O ministro da Fazenda, Guido Mantega, analisará, na volta da reunião do G20, as demissões anunciadas na segunda-feira, 30, pela montadora PSA Peugeot Citröen. Segundo comunicado emitido ontem, 31, pela assessoria do Ministério, o governo não pode obrigar as empresas automobilísticas a preservar os postos de trabalho, mas lembrou que a manutenção dos empregos consta do acordo que estendeu a redução do Imposto sobre Produtos Industrializados (IPI) por três meses. “O governo não tem como obrigar as montadoras a manter o emprego. Mas, sendo o IPI um tributo regulatório, o governo tem a prerrogativa de voltar atrás no benefício fiscal, caso a indústria (como um todo e não apenas uma empresa específica) não cumpra o acordo de não demissão”, destacou o comunicado.

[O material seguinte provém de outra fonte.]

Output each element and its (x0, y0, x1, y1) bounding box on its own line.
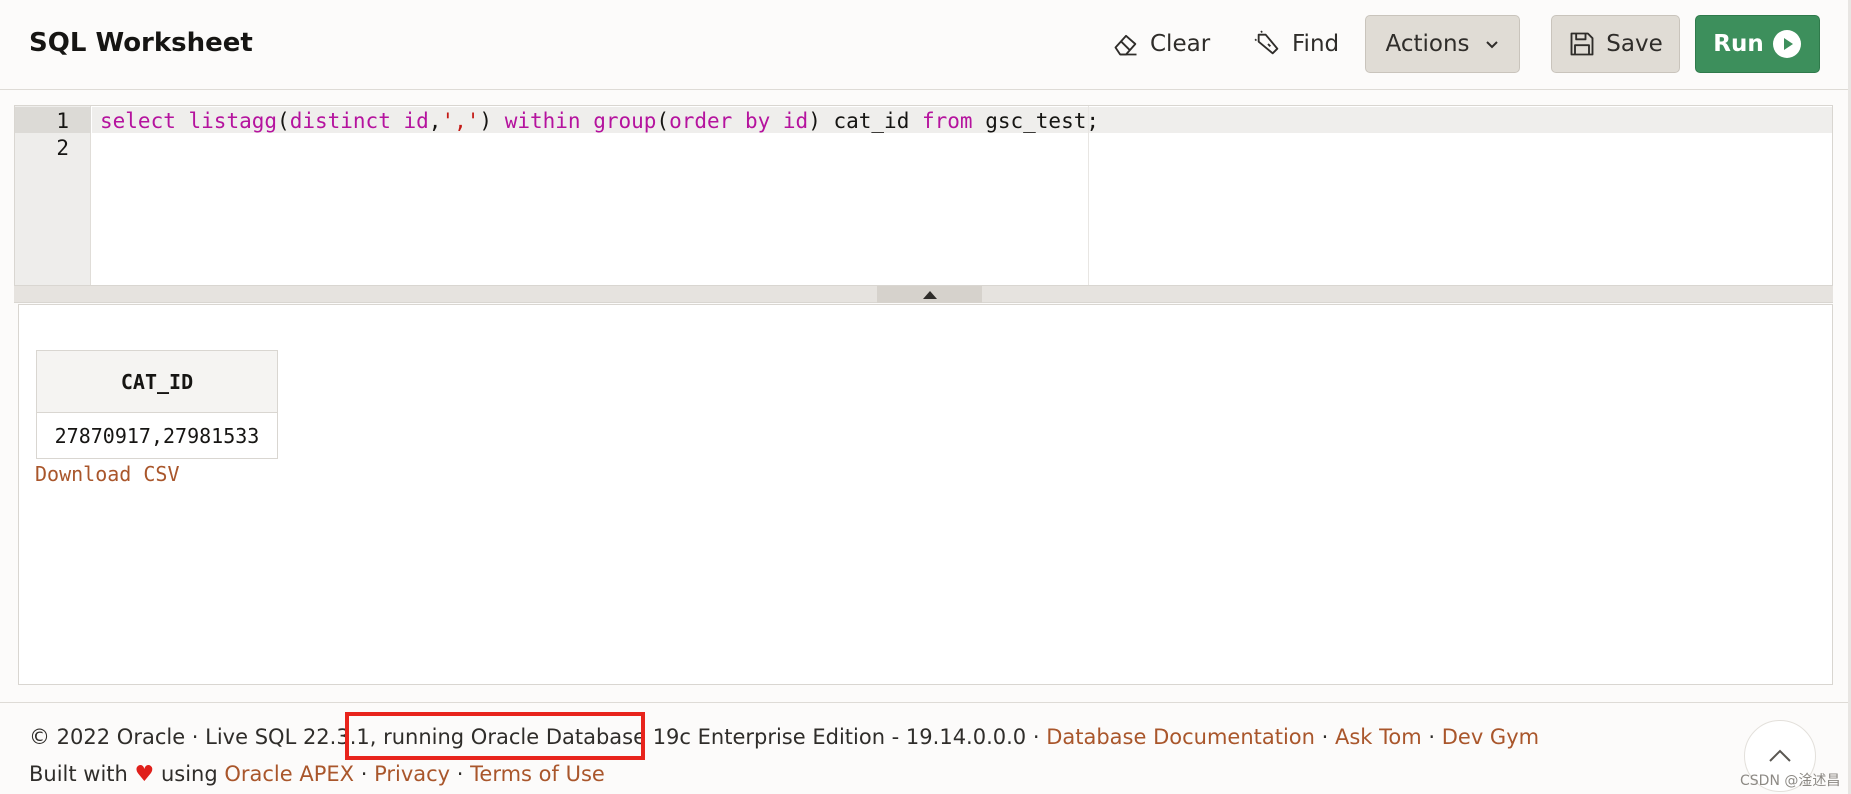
code-token: order (669, 109, 733, 133)
line-number-gutter: 1 2 (15, 106, 91, 285)
editor-results-splitter[interactable] (14, 286, 1833, 303)
code-token: distinct (289, 109, 391, 133)
built-with-text: Built with (29, 762, 135, 786)
run-button[interactable]: Run (1695, 15, 1820, 73)
footer-line-2: Built with ♥ using Oracle APEX · Privacy… (29, 762, 605, 787)
annotation-highlight-box (345, 712, 645, 760)
separator: · (1314, 725, 1335, 749)
save-button[interactable]: Save (1551, 15, 1680, 73)
code-token: ',' (441, 109, 480, 133)
dev-gym-link[interactable]: Dev Gym (1442, 725, 1539, 749)
privacy-link[interactable]: Privacy (374, 762, 450, 786)
code-token: ( (656, 109, 670, 133)
heart-icon: ♥ (134, 762, 155, 787)
separator: · (450, 762, 471, 786)
edition-text: Enterprise Edition - 19.14.0.0.0 · (690, 725, 1047, 749)
database-documentation-link[interactable]: Database Documentation (1046, 725, 1315, 749)
sql-editor[interactable]: 1 2 select listagg(distinct id,',') with… (14, 105, 1833, 286)
code-token: ) cat_id (808, 109, 922, 133)
separator: · (354, 762, 375, 786)
copyright-text: © 2022 Oracle · Live SQL 22.3.1, (29, 725, 384, 749)
code-token: id (403, 109, 429, 133)
code-token: id (782, 109, 809, 133)
download-csv-link[interactable]: Download CSV (35, 462, 180, 486)
caret-up-icon (922, 290, 937, 299)
code-token: select (100, 109, 176, 133)
actions-label: Actions (1385, 31, 1470, 57)
page-title: SQL Worksheet (29, 28, 253, 58)
clear-button[interactable]: Clear (1112, 15, 1210, 73)
terms-of-use-link[interactable]: Terms of Use (470, 762, 605, 786)
code-token: gsc_test; (972, 109, 1100, 133)
eraser-icon (1114, 34, 1137, 56)
table-row: 27870917,27981533 (36, 412, 278, 459)
code-token: listagg (188, 109, 278, 133)
footer-line-1: © 2022 Oracle · Live SQL 22.3.1, running… (29, 725, 1539, 749)
line-number: 1 (56, 109, 69, 133)
column-header-cat-id: CAT_ID (36, 350, 278, 413)
footer-divider (0, 702, 1848, 703)
code-token: group (593, 109, 657, 133)
line-number: 2 (56, 136, 69, 160)
table-cell: 27870917,27981533 (36, 412, 278, 459)
results-table: CAT_ID 27870917,27981533 (36, 350, 278, 459)
code-token: by (744, 109, 771, 133)
save-icon (1570, 32, 1594, 56)
code-token: ) (479, 109, 505, 133)
save-label: Save (1606, 31, 1663, 57)
watermark: CSDN @淦述昌 (1740, 773, 1841, 789)
chevron-down-icon (1485, 41, 1498, 49)
worksheet-header: SQL Worksheet Clear Find Actions Save Ru… (0, 0, 1851, 90)
code-token: ( (277, 109, 290, 133)
separator: · (1421, 725, 1442, 749)
chevron-up-icon (1769, 749, 1791, 762)
find-button[interactable]: Find (1254, 15, 1339, 73)
code-token: from (922, 109, 973, 133)
actions-menu-button[interactable]: Actions (1365, 15, 1520, 73)
code-token: , (428, 109, 442, 133)
clear-label: Clear (1150, 31, 1211, 57)
run-label: Run (1713, 31, 1764, 57)
play-icon (1772, 30, 1801, 58)
results-panel: CAT_ID 27870917,27981533 Download CSV (18, 304, 1833, 685)
collapse-handle[interactable] (877, 286, 982, 303)
print-margin (1088, 106, 1089, 285)
ask-tom-link[interactable]: Ask Tom (1335, 725, 1422, 749)
code-line-1[interactable]: select listagg(distinct id,',') within g… (100, 109, 1099, 133)
oracle-apex-link[interactable]: Oracle APEX (224, 762, 354, 786)
code-token: within (504, 109, 581, 133)
find-label: Find (1292, 31, 1340, 57)
flashlight-icon (1254, 30, 1279, 55)
using-text: using (154, 762, 225, 786)
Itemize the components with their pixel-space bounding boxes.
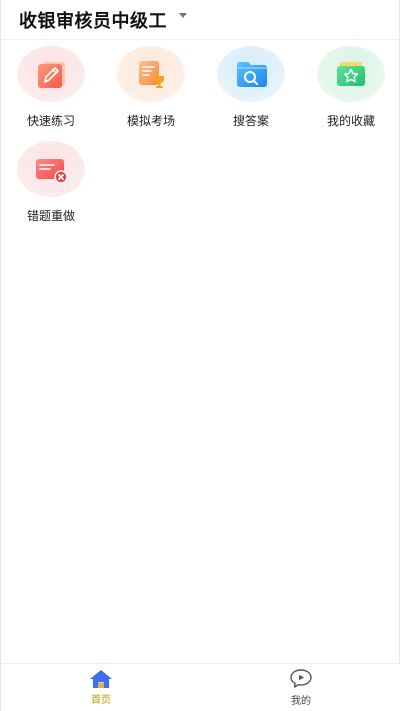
header: 收银审核员中级工 (1, 0, 400, 40)
tile-quick-practice[interactable]: 快速练习 (1, 46, 101, 141)
tile-redo-wrong[interactable]: 错题重做 (1, 141, 101, 236)
tile-mock-exam[interactable]: 模拟考场 (101, 46, 201, 141)
tile-label: 错题重做 (26, 209, 75, 223)
search-icon (217, 46, 285, 102)
chevron-down-icon[interactable] (179, 13, 187, 18)
home-icon (90, 670, 112, 688)
star-folder-icon (317, 46, 385, 102)
pencil-icon (17, 46, 85, 102)
tile-label: 快速练习 (26, 114, 75, 128)
exam-icon (117, 46, 185, 102)
tile-search-answers[interactable]: 搜答案 (201, 46, 301, 141)
tab-mine[interactable]: 我的 (201, 664, 400, 711)
tile-label: 我的收藏 (326, 114, 375, 128)
feature-grid: 快速练习 模拟考场 搜答案 我的收藏 错题重做 (1, 46, 400, 236)
tab-home[interactable]: 首页 (1, 664, 201, 711)
tile-label: 搜答案 (232, 114, 269, 128)
chat-bubble-icon (290, 669, 312, 688)
tab-label: 我的 (291, 696, 311, 707)
tab-label: 首页 (91, 695, 111, 706)
app-frame: 收银审核员中级工 快速练习 模拟考场 搜答案 我的收藏 错题重做 首页 我的 (0, 0, 400, 711)
wrong-card-icon (17, 141, 85, 197)
page-title[interactable]: 收银审核员中级工 (19, 7, 167, 33)
tile-my-favorites[interactable]: 我的收藏 (301, 46, 400, 141)
bottom-tab-bar: 首页 我的 (1, 663, 400, 711)
tile-label: 模拟考场 (126, 114, 175, 128)
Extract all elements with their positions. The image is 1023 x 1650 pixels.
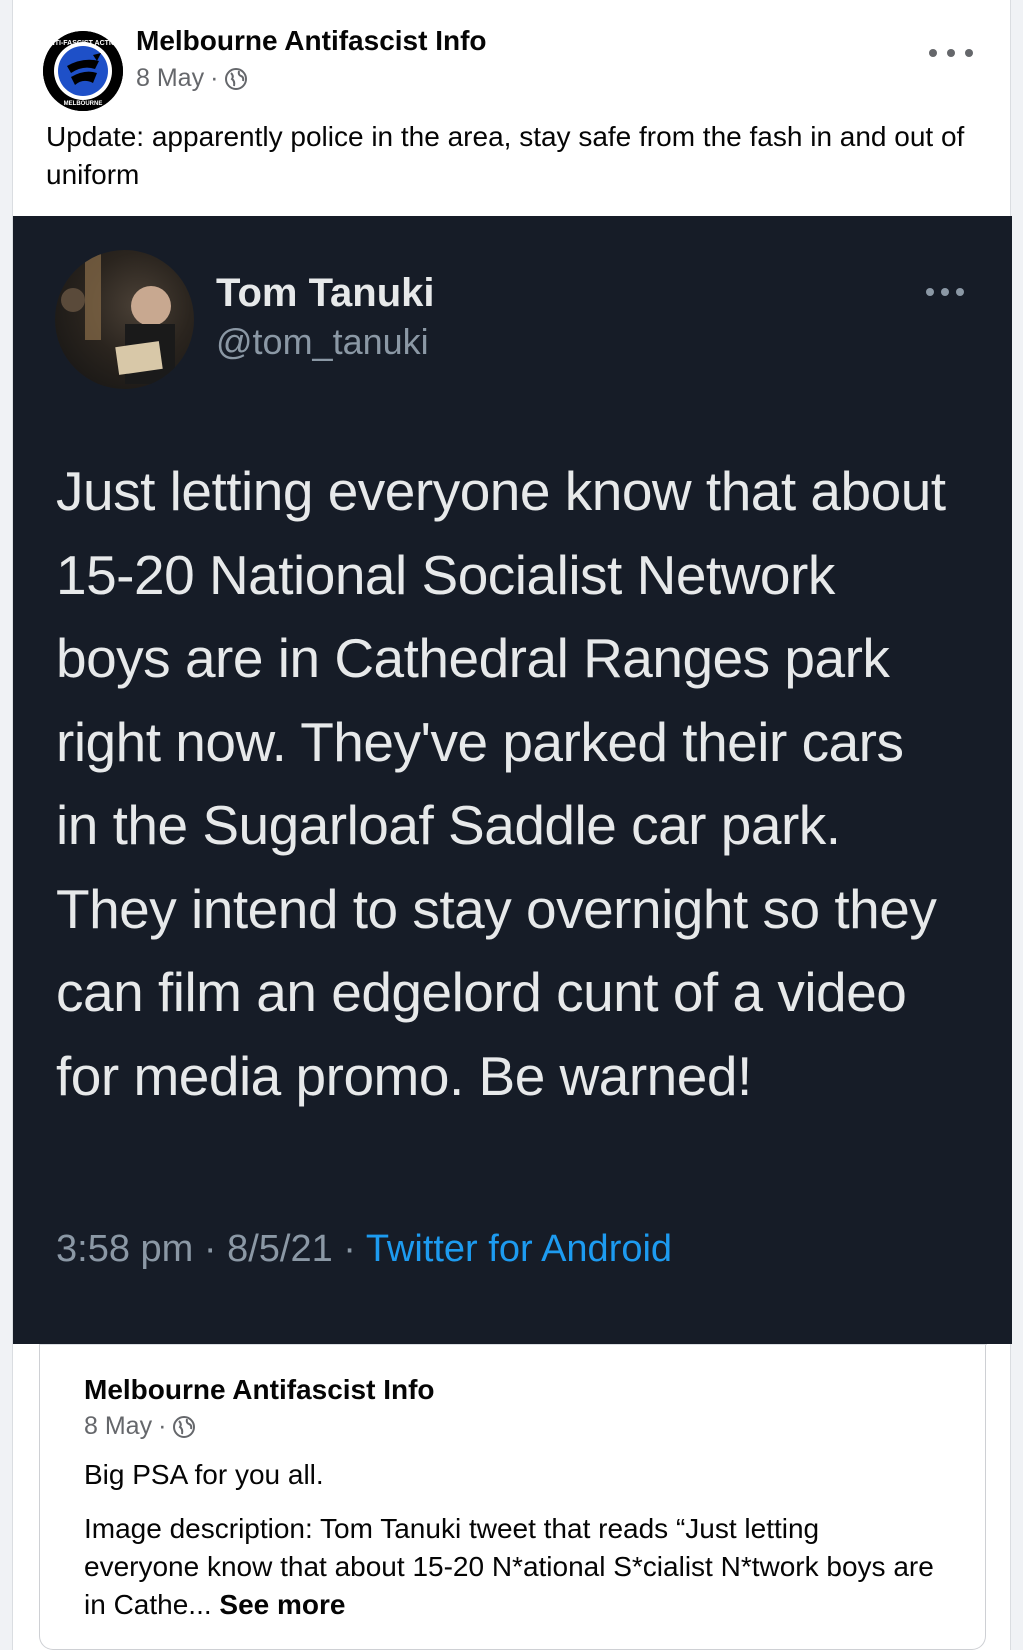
shared-post-description: Image description: Tom Tanuki tweet that… bbox=[84, 1510, 934, 1624]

O Ministério, no entanto, ressaltou que ainda não existe nenhuma expectativa sobre eventual revisão do acordo. “Não existe decisão tomada nesse sentido”, informou a assessoria. As demissões ocorreram no mesmo dia em que o governo prorrogou, até o final de junho, a redução do IPI para automóveis de até 2 mil cilindradas, caminhões e caminhonetes. Durante o anúncio da desoneração, o ministro da Fazenda afirmou que a preservação dos empregos era uma das principais novidades do acordo. As dispensas ocorreram na única fábrica da montadora no País, no Rio de Janeiro. Dos 700 trabalhadores do terceiro turno, 250 perderam o emprego. Apesar de anunciado na segunda-feira, 30, o acordo só entrou em vigor ontem, 31. Em tese, a montadora não descumpriu o acerto com o governo, pois as demissões aconteceram na véspera de o IPI reduzido ser prorrogado.